Documentary on controversy over killing feral cats to air Saturday
Four years later, the controversy over whether Wisconsin should allow the killing of feral cats has come to television.
Madison filmmaker Andy Beversdorf’s documentary on the fracas, "Here, Kitty Kitty," hits the airwaves Saturday night on Wisconsin Public Television.
"It was a big fight between the bird people and the cat people that produced a lot of characters who were very passionate about the whole thing, so it made for good cinema," said Beversdorf, 35.
He began filming during the Conservation Congress meetings in 2005 at which Mark Smith of La Crosse suggested free-ranging domestic cats be designated an unprotected species — and thus fair game for hunters.
A majority of Conservation Congress attendees approved Smith’s Question 62, but the advisory body’s executive committee decided to drop it.
Smith, feeling burned by media and turned off by extremists on both sides of the issue, decided not to participate in the documentary.
"I’d pretty much had a crawful by then," he said this week.
Smith had received death threats. Camera crews were knocking on his door.

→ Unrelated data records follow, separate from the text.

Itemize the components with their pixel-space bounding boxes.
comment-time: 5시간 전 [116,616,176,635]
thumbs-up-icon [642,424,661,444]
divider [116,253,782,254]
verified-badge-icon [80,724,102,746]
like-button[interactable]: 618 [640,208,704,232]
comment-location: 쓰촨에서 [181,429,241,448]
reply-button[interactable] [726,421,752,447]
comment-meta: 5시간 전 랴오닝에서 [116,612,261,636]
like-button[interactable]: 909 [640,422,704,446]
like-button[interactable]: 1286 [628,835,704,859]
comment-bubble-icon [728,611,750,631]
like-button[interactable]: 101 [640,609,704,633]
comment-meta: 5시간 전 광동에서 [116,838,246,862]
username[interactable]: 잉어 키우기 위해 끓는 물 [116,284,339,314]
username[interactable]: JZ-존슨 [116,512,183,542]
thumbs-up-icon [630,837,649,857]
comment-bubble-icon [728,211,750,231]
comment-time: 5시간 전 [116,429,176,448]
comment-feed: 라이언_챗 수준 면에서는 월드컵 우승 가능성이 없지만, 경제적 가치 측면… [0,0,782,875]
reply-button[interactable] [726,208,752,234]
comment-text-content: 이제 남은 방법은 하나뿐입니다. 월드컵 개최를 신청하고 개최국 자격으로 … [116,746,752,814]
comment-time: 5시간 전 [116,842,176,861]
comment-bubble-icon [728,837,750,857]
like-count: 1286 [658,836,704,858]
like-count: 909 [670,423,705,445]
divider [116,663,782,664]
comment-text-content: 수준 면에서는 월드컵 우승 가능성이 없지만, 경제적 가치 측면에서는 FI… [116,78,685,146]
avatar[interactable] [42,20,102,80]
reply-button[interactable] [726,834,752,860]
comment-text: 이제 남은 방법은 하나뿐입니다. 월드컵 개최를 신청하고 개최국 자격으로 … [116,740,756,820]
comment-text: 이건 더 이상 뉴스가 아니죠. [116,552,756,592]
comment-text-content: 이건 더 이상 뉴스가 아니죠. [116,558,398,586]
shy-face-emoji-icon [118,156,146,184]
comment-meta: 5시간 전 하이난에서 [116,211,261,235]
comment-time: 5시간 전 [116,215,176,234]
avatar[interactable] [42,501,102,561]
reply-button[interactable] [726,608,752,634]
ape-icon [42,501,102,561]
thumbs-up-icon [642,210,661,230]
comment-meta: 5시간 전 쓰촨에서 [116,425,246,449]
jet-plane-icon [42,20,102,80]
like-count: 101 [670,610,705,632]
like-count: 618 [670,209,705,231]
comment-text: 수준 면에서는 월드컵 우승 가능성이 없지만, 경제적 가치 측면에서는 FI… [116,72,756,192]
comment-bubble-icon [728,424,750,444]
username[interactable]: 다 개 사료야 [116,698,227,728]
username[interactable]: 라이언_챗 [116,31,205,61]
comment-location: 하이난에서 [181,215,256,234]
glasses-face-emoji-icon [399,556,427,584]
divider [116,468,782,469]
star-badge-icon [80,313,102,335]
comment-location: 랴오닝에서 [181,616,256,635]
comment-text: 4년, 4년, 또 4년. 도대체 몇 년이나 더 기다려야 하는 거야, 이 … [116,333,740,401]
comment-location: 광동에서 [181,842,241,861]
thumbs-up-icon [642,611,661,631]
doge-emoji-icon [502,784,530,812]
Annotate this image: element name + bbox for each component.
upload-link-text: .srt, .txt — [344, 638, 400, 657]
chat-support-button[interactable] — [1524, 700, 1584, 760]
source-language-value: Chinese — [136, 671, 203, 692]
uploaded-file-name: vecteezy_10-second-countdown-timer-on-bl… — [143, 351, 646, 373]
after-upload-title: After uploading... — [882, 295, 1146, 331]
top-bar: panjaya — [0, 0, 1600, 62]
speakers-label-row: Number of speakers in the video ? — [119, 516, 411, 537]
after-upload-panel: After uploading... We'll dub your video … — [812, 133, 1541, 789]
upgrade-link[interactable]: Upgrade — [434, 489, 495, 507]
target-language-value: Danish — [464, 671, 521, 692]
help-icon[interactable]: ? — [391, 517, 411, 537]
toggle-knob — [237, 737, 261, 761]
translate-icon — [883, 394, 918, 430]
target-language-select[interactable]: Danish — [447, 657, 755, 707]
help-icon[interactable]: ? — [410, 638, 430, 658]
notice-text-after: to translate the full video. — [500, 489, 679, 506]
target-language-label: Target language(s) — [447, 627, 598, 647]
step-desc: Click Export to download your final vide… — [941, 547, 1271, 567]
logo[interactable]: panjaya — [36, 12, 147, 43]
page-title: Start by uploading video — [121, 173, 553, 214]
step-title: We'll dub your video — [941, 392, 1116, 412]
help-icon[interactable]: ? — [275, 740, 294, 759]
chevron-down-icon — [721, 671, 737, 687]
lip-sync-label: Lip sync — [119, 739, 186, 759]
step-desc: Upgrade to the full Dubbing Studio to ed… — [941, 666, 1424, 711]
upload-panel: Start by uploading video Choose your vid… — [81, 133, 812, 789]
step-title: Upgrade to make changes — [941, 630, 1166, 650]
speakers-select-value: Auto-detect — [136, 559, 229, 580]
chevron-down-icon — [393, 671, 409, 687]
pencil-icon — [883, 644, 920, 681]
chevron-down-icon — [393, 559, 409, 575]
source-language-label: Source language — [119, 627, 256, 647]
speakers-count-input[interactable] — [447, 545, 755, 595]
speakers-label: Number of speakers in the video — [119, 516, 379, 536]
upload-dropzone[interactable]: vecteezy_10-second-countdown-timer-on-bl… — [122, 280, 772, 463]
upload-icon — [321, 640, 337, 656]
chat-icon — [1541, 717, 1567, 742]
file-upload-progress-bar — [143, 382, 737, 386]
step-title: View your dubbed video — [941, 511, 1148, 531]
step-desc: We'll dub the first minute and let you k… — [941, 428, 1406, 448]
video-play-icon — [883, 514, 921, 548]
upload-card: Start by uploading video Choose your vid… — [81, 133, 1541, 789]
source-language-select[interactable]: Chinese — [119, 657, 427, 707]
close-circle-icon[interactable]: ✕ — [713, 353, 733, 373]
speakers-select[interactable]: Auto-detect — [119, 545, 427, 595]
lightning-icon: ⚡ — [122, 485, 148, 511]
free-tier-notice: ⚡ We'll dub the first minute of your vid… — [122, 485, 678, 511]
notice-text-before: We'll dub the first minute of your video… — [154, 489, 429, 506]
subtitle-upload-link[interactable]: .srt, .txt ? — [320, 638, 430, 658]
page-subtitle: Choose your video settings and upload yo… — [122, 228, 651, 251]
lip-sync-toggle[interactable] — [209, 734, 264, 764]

People were calling the mayor and even the Chamber of Commerce, trying to get him fired from the La Crosse Fire Department.
On one side of the issue, Beversdorf interviewed Ted O’Donnell, owner of the three MadCat Pet Supplies stores in Madison who called his charge for cats’ rights "a common sense response to something that lacked common sense."
Also in "Here, Kitty Kitty" are Stan Temple, the UW-Madison professor whose study blaming cats for the deaths of millions of birds was often cited by those who believed the cats were pests, and Gordon King, a retired farmer and self-proclaimed environmentalist who was prosecuted for trapping and drowning cats on his property in Merrill.
In the film, Temple, who never advocated for Smith’s proposal, plays a message on his answering machine. "You cat-murdering bastard," a female voice whispers. "What goes around comes around. I declare Stanley Temple season open."
Smith, 52, said he got the same message, as well as letters from extremists who wanted to shoot the cat lovers.
"I didn’t want anything to do with any of them," he said.
Smith, who still thinks something needs to be done to corral feral cats, said he thinks Beversdorf’s documentary is fair.
"I kind of wish I’d talked to him," he said. "He didn’t pick sides and didn’t beat anybody up."